Wstaje przed świtem, rozpalam ognisko, razem z jasnością z lasu dobiega melodia, po chwili rozpoznaje, to "Kiedy ranne wstają zorze"! Coś pięknego, ale jak? Skąd? Zagadka.
Poranne słonce oświetla zamarznięte góry. Jest pięknie, zaczęła się podróż.
Wspinam się krętymi drogami i szybko znajduje na słowackiej stronie. Piękne widoki plus klimaty cygańskich wsi. Świeci słonce, pogodę mam świetną , jak na polowe listopada.
Royal łyka kilometry i rozbijam namiot w pobliżu granicy z Rumunią.
Nowy dzień, nowy kraj. Celnicy pogrzechotali lodem w butelce pod siatką bagażową, pokiwali głowami i kazali jechać. Teraz Rumunia! Jest moim faworytem, uwielbiam ten kraj gór, bukowych ( chyba ) lasów, końskich zaprzęgów, Daci i swobodnego rozpalania ognisk.
Pierwsze miasteczko i można cieszyć oczy tak nieodległym od nas folklorem. Staram się trzymać dróg podrzędnych i mijam romskie osiedla, z dzieciarnią i suszącym się praniem.
Przejeżdżam przez Cluj Napoce, bardzo fajne miasto, wrażenie takiego studenckiego sprawia, żadnego zwiedzania jednak nie ma, minusy załadowanego motoru, trochę stres go zostawiać, zresztą już widziałem.
Z Cluju kieruje się na Reghin, super trasa! bardzo polecam. w ramach rozgrzania zaplanowana mam zupę na która wszystko kupiłem, łącznie z piwem na którym będzie moja piwna rybna polewka, a to dlatego ze woda w butelce nie ma zamiaru rozmarznąć.
dalej Targu Mares, Sighisoare i na Brasow.

http://imageshack.us/phot...dsc00405qd.jpg/

Na nocleg znajduje pusta, dużą łąkę, otoczona pagórkami, tak że wydaje się ze rozpalonego ogniska nikt nie dostrzeże.
Z Brasowa droga na Valeni de Munte, jedna z najpiękniejszych tras, bardzo polecam.

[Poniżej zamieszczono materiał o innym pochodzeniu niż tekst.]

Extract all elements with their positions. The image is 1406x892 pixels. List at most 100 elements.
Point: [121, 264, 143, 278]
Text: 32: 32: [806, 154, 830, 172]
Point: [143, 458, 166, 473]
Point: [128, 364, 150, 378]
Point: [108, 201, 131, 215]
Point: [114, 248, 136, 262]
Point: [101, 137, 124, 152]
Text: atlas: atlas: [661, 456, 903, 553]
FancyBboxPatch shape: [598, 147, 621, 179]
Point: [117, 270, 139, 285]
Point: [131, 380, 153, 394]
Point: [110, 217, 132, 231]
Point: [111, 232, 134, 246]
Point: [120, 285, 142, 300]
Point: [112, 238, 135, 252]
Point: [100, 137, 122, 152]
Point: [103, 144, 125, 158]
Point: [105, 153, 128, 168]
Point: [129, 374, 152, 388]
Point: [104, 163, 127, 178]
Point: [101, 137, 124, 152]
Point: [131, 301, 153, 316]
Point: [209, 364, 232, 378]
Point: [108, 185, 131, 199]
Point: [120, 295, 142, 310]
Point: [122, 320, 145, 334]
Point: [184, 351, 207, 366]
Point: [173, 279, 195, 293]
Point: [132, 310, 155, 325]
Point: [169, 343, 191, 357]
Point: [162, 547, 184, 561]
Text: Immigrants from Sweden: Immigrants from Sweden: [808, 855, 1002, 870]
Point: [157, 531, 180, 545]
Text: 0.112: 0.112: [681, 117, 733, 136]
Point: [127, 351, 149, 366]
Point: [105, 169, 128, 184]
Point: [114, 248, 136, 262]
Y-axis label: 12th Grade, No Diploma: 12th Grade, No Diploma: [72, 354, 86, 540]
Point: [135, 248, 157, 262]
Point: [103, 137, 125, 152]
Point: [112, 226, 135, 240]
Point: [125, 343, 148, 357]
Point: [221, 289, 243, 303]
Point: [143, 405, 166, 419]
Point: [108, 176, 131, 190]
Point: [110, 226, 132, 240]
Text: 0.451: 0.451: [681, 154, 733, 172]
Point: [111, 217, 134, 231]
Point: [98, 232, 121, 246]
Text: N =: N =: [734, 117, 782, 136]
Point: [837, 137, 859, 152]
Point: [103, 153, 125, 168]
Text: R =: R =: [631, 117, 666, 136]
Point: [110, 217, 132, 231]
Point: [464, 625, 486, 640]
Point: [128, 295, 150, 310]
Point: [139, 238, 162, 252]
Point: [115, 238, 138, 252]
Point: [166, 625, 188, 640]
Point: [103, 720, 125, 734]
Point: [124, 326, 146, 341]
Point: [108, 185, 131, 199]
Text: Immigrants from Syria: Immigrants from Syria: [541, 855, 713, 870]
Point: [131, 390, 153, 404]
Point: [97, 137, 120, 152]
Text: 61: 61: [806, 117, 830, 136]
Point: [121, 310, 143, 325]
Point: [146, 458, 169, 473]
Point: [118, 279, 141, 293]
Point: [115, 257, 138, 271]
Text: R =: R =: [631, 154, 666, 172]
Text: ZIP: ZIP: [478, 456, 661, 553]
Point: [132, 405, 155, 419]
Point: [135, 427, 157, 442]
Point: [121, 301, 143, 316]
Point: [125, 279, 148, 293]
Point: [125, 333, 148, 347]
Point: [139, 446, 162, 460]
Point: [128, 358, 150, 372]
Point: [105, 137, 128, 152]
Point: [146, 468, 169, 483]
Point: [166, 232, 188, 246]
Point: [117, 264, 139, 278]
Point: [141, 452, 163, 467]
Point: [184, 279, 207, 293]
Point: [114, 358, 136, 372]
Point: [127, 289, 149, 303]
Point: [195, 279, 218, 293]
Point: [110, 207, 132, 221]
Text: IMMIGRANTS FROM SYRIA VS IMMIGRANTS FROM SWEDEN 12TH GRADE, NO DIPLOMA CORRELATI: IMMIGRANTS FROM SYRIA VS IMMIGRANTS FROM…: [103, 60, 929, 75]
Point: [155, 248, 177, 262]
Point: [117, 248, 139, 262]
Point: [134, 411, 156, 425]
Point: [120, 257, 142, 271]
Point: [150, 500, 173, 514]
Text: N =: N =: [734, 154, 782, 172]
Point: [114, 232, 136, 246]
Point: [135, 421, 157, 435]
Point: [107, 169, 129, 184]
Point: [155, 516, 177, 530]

http://imageshack.us/phot...dsc00419wc.jpg/

No i przejadę przez góry, zjadę do doliny Dunaju, czyli chyba cieplej się zrobi.
Mijam miejscowość Ploesti i tu gdy stoję pod znakiem i zastanawiam się czy to mój zjazd z głównej drogi? Royal przestaje pyrkać i nie daje się odpalić. Sprawa jest natury elektrycznej, wskazówka amperomierza się nie wychyla, światła nie świecą.
Tu dygresja. Manetki maja 4 stopnie grzania. Grzały całkiem fajnie pierwszego dnia, drugiego zaczęły spadać na pierwszy stopień, ale nie tak często, a następnie zaraz po zwiększeniu temp. spadały szybko na 30% mocy.
Jeszcze się nie zorientowałem, ze rozładowały akumulator. Sprawdzam świecę, nie ma iskry, zamiana, nic, to samo z kondensatorem, nic, próbnik z żarówki i sprawa jest jasna. Zmrok właśnie skończył zapadać i na horyzoncie widać stacje, z kilometr będzie, ale droga płaska. Ruszam, jednak po drogiej stronie dziadeczek przed domkiem stoi, idę do niego i w międzynarodowym bimbrowniczym esperanto, baterija, akumulator, pokazuje gest podłączania prostownika, zrozumiał, prostownik ma. Akumulator się ładuje, a ja mam za zadanie , zorganizować nam milo czas. Na pierwszy ogień puszka Staropramena, już się dosyć najechał. Wymieniam kondensator i świecę, na poprzednie, naciągam jeszcze łańcuch, korzystając z warsztatu dziadka. Dalej standard, mapa, trasa, zdjęcia z domu, i sprawdzamy baterie. Iskra jest, no to w kontynuacja czelendzu. Gdzieś pomiędzy Urziceni a Slobodzia zjeżdżam z drogi i poszukuje na tej równinie miejsca na biwak, jest coś jakby żwirownia, oddalone od wszelkich osiedli, dojazd szutrem. Rozpalam ogień i akurat gdy suche trawy buchnęły jasnym ogniem przejeżdża Dacia.
Za 20 minut do żwirowni wjeżdża samochód, przyjechał policjant, paszport, ze zimno, uważać na ogień, czy jestem sam i tyle.
Przyjechał, pojechał, ale szybko wrócił, z kumplem i dwiema siatkami wiktuałów, z jednej wystawała butelka wina.
Kumpel, marynarz, znał angielski. Na pierwszy ogień poszedł bimber, roboty policmajstra, zagryzany kawałkami świniaka, tez z jego zagrody, zaraz potem wino, a gdy się skończyło, wyjęli jeszcze półtora litra! No chłopaki byli na prawdę świetnie przygotowani! Było miło. Obudziłem się prawie w południe.
Przy pakowaniu przyszły jakieś dzieciaki, a przecież miałem zostawić termos , który przynieśli z kawą na rano, szklanki, sztućce ... Pytam się małego jak ma na imię? Ja Michał , a ty? Jak już udaje się to wydusić, biorę telefon i udaje ze dzwonie, do policjanta, co trzeba wyraźnie zaznaczyć, że termos , że Nicola, itd, przesłanie powinno być jasne.
Dalej rumuńskie klimaty, wóz wikliniarza z koszykami, samoróbka, trzy dziewczyny pchają Dacie...
Dunaj przepływam w Silistri. Bułgaria to kontynuacja widoków rumuńskich, może nawet ciekawiej.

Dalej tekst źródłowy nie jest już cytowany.